Cativados pela visão celestial

Quando a visão nos apanha, nada pode tirar ou destruir aquilo que o Senhor formou em nossos corações.

Gonzalo Sepúlveda

Ainda antes que houvesse diz, eu era; e ninguém há que possa fazer escapar das minhas mãos; operando eu, quem impedirá? (Isaías 43:13).

Esta palavra foi escrita faz séculos. A frase «Eu era» não é de Isaías. Ele, como verdadeiro profeta, está falando no nome do Senhor. Na realidade, é Deus quem fala. Podemos nos perguntar: Esta palavra tão antiga ainda terá vigência hoje? Ela é tão vigente hoje como o dia em que foi pronunciada. Deus está falando de si mesmo.

Eternidade

«Ainda antes que houvesse dia, eu era». É natural que amanheça cada dia. Todos os dias amanhecem e escurecem. E em seguida, estamos seguros que virá um novo amanhecer. Mas o Senhor diz que houve um tempo em que não havia dia, em que nada existia.

Isto nos fala da eternidade do Senhor. Pelos séculos dos séculos; antes de todas as coisas, ele já era. Nós somos parte do temporário, de quem nasce e morre. Os profetas, neste sentido, são como uma porta entre o terreno e o celestial.

Isaías, um homem pecador, como nós, viu a glória de Deus, e disse: «Ai de mim». Este não é o «Ai!» de alguém que se fere acidentalmente. Não. É o grito de angústia de quem está a ponto de morrer. «Então disse eu: Ai de mim! Pois estou perdido; porque sou um homem de lábios impuros, e habito no meio de um povo de impuros lábios; os meus olhos viram o Rei, o SENHOR dos Exércitos.» (Is. 6:5).

Uma porta

Isaías teve este privilégio. «Eu vi o Senhor assentado sobre um trono alto e sublime» (6:1).O profeta teve contato com a realidade celestial, aquilo que não se vê. A ele, vivendo no m eio visível e evidente, o céu se abre por um instante, e vê o invisível, majestoso e glorioso.
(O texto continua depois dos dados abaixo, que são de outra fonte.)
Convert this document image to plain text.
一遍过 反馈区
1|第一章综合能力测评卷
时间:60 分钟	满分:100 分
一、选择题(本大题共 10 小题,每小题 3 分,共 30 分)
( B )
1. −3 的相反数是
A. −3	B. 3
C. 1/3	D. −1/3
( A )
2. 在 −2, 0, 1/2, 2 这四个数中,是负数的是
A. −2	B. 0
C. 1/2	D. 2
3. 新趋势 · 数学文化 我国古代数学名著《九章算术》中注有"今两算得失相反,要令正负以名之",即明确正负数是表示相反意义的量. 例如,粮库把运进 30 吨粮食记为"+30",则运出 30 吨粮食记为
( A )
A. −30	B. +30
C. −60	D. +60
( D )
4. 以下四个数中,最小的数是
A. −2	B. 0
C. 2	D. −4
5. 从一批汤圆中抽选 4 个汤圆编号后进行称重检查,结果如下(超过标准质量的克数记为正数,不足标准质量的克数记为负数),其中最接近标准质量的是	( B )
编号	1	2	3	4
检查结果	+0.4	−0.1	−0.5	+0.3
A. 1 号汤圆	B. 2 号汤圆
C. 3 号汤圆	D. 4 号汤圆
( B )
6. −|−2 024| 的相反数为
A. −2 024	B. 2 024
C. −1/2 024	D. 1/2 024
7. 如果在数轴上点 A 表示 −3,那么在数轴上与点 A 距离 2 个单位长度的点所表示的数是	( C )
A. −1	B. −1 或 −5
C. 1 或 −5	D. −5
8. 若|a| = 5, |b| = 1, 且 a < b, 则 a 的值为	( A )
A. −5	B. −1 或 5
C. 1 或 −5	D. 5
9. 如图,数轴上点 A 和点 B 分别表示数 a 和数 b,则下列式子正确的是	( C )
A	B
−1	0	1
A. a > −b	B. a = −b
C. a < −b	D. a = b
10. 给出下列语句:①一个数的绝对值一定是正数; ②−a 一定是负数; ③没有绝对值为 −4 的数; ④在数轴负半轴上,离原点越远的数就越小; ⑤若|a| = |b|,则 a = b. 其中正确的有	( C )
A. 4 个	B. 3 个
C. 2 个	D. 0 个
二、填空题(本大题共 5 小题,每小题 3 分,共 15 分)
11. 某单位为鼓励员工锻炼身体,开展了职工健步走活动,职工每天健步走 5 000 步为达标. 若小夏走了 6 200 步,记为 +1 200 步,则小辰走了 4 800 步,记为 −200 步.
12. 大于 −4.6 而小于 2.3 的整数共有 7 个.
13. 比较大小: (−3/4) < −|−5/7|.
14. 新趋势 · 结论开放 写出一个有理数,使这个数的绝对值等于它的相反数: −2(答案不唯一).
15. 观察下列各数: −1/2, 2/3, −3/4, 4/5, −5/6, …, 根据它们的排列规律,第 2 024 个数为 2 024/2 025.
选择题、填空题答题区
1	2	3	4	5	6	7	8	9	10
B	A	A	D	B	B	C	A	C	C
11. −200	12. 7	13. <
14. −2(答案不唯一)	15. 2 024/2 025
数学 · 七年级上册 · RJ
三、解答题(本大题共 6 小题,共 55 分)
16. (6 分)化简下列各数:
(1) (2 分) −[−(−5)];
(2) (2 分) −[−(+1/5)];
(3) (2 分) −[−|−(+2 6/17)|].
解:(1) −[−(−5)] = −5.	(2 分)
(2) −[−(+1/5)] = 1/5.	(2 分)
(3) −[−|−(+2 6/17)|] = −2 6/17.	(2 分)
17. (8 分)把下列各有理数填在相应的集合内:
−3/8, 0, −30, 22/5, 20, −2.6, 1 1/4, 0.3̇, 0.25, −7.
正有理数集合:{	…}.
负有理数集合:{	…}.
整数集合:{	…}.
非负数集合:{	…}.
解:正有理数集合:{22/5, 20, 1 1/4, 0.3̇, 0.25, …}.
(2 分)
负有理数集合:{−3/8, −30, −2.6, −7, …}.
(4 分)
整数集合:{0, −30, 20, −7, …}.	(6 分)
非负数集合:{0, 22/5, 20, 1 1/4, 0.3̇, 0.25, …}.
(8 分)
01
Nosso Senhor Jesus Cristo. Estando na terra, disse: «E agora glorifica-me tu, ó Pai, junto de ti mesmo, com aquela glória que tinha contigo antes que o mundo existisse.» (João 17:5).

Era Jesus Cristo homem, na terra, com um corpo semelhante ao nosso. O terreno e o celestial unido em sua Pessoa. E ele era a porta.

Necessitamos de uma porta entre este mundo e o outro, uma via de comunicação entre o terreno e o celestial. Hoje estamos em um lugar físico, com um corpo físico. Mas falamos de algo que não é físico; falamos de uma visão que é celestial. Somos bem-aventurados por isso.

Tratando com o homem

«...e ninguém há que possa fazer escapar das minhas mãos». Esta frase nos fala dos tratamentos de Deus com os homens.

Em um sentido, a mão do Senhor nos forma e nos protege. Mas, em outro sentido, ela aperta firme. Recordemos dos seus tratamentos com Jacó, o usurpador. Ele não pôde se livrar. Em cada etapa de sua vida, aquela mão o apertava, até que o caráter divino foi formando-se nele. Terminou coxeando, mas se tornou um notável servo de Deus. «Porque não te deixarei até que tenha feito o que te tenho dito» (Gên. 28:15).

Nesse sentido, que bênção é estar nas mãos do Senhor, porque elas estão modelando em nós a imagem de Cristo. E ele não nos deixará até ter feito o que está em seu coração.

Visão que cativa

Mas há algo mais a respeito da mão do Senhor, que queremos dizer. Quando o Senhor nos mostra a realidade celestial, e sua palavra toca o nosso coração, então o entendimento se abre, e ficamos cativos por esta visão.

Depois daquela visão, Isaías mudou a sua linguagem, e ficou cativo o resto de sua vida. Não pôde fazer outra coisa a não ser obedecer o chamado do Senhor, de viver por essa visão. Ele não imaginou o trono de Deus; ele viu. Viu uma realidade celestial, e ficou cativo dela.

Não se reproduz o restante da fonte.